By John Miano on May 8, 2011

The U.S. imports about 100,000 people a year on H-1B visas. The public is constantly told that this mass of labor imports represent the "Best and Brightest" in the world.

Where are the big accomplishments from those on H-1B visas?

The citations of "H-1B" accomplishments from program supporters illustrate this problem. The Wall Street Journal reported Friday that:

Supporters of the program, including high-tech firms and industry groups, say it attracts foreign talent that spawns innovation and creates jobs in the U.S. They cite former H-1B holders such as Vinod Khosla, co-founder of Sun Microsystems, and Vinod Dham, an engineer behind Intel Corp.'s Pentium chip, as proof of its value.

Sun was started in 1982. Dham started at intel in the late 1970s.

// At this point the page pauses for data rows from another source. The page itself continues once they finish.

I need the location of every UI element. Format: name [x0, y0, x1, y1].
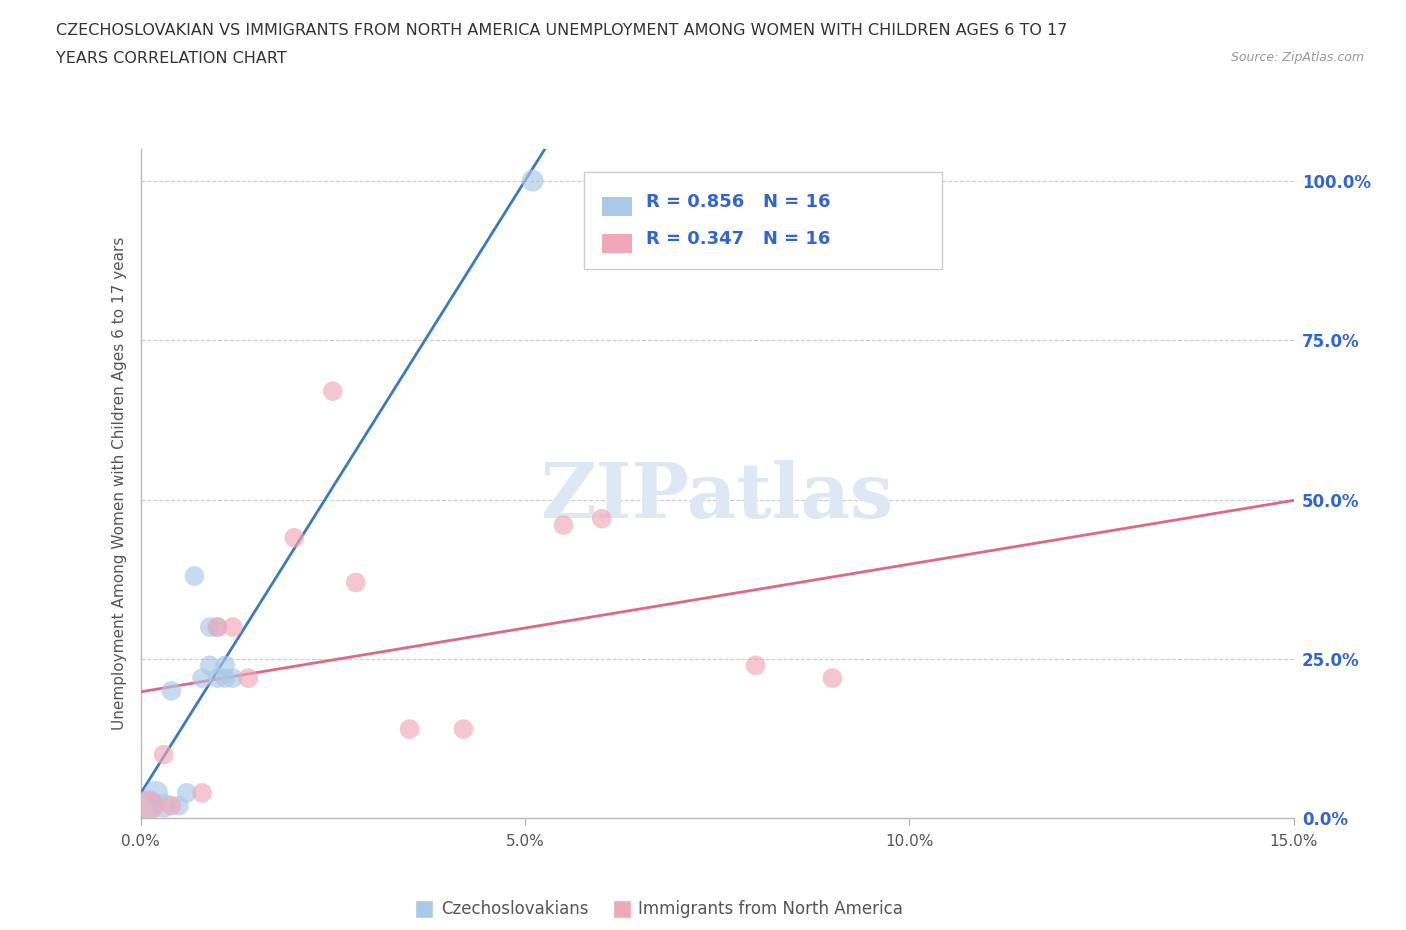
Point — [207, 619, 229, 634]
Point — [522, 173, 544, 188]
Point — [207, 671, 229, 685]
Point — [821, 671, 844, 685]
Point — [553, 518, 575, 533]
Point — [238, 671, 260, 685]
Point — [283, 530, 305, 545]
Legend: Czechoslovakians, Immigrants from North America: Czechoslovakians, Immigrants from North … — [409, 894, 910, 925]
FancyBboxPatch shape — [602, 197, 631, 216]
Text: Source: ZipAtlas.com: Source: ZipAtlas.com — [1230, 51, 1364, 64]
Point — [136, 798, 159, 813]
Text: YEARS CORRELATION CHART: YEARS CORRELATION CHART — [56, 51, 287, 66]
Text: CZECHOSLOVAKIAN VS IMMIGRANTS FROM NORTH AMERICA UNEMPLOYMENT AMONG WOMEN WITH C: CZECHOSLOVAKIAN VS IMMIGRANTS FROM NORTH… — [56, 23, 1067, 38]
Point — [191, 671, 214, 685]
Point — [191, 786, 214, 801]
Point — [744, 658, 766, 672]
Point — [222, 619, 245, 634]
Point — [145, 786, 167, 801]
Text: R = 0.347   N = 16: R = 0.347 N = 16 — [645, 231, 830, 248]
Point — [214, 671, 236, 685]
Point — [198, 619, 221, 634]
Point — [160, 684, 183, 698]
Text: R = 0.856   N = 16: R = 0.856 N = 16 — [645, 193, 830, 211]
Point — [453, 722, 475, 737]
Point — [591, 512, 613, 526]
Point — [214, 658, 236, 672]
Point — [152, 798, 174, 813]
Point — [152, 747, 174, 762]
Point — [222, 671, 245, 685]
Point — [344, 575, 367, 590]
Point — [160, 798, 183, 813]
Point — [198, 658, 221, 672]
Point — [207, 619, 229, 634]
FancyBboxPatch shape — [602, 233, 631, 253]
Point — [398, 722, 420, 737]
FancyBboxPatch shape — [585, 172, 942, 270]
Point — [167, 798, 190, 813]
Point — [176, 786, 198, 801]
Text: ZIPatlas: ZIPatlas — [540, 460, 894, 534]
Point — [136, 798, 159, 813]
Point — [183, 568, 205, 583]
Point — [322, 384, 344, 399]
Y-axis label: Unemployment Among Women with Children Ages 6 to 17 years: Unemployment Among Women with Children A… — [111, 237, 127, 730]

The H-1B visa program started in 1991.

These alleged H-1B stars never had H-1B visas.

While on the Wall Street Journal article, it discusses the decline in the number of H-1B visas in recent years. However, it never mentions "optional practical training" or OPT. Until recently, DHS permitted people on student visas to work under OPT for one year after they graduated. In 2008, DHS changed its regulations to allow people in technology fields to work for up to 29-months (with 35 months possible for fall graduates).

DHS's regulatory-created OPT guestworker program not only permits people who are not students to work on student visas, but also does so without any worker protections whatsoever. DHS does not require these workers to be paid at all, let alone the prevailing wage.

Under OPT, employers have:

  • A work period nearly as long as for an H-1B visa

  • No requirements to pay the prevailing wage

  • No requirements to protect domestic workers.

Yet no mention of this new source of labor in the WSJ piece.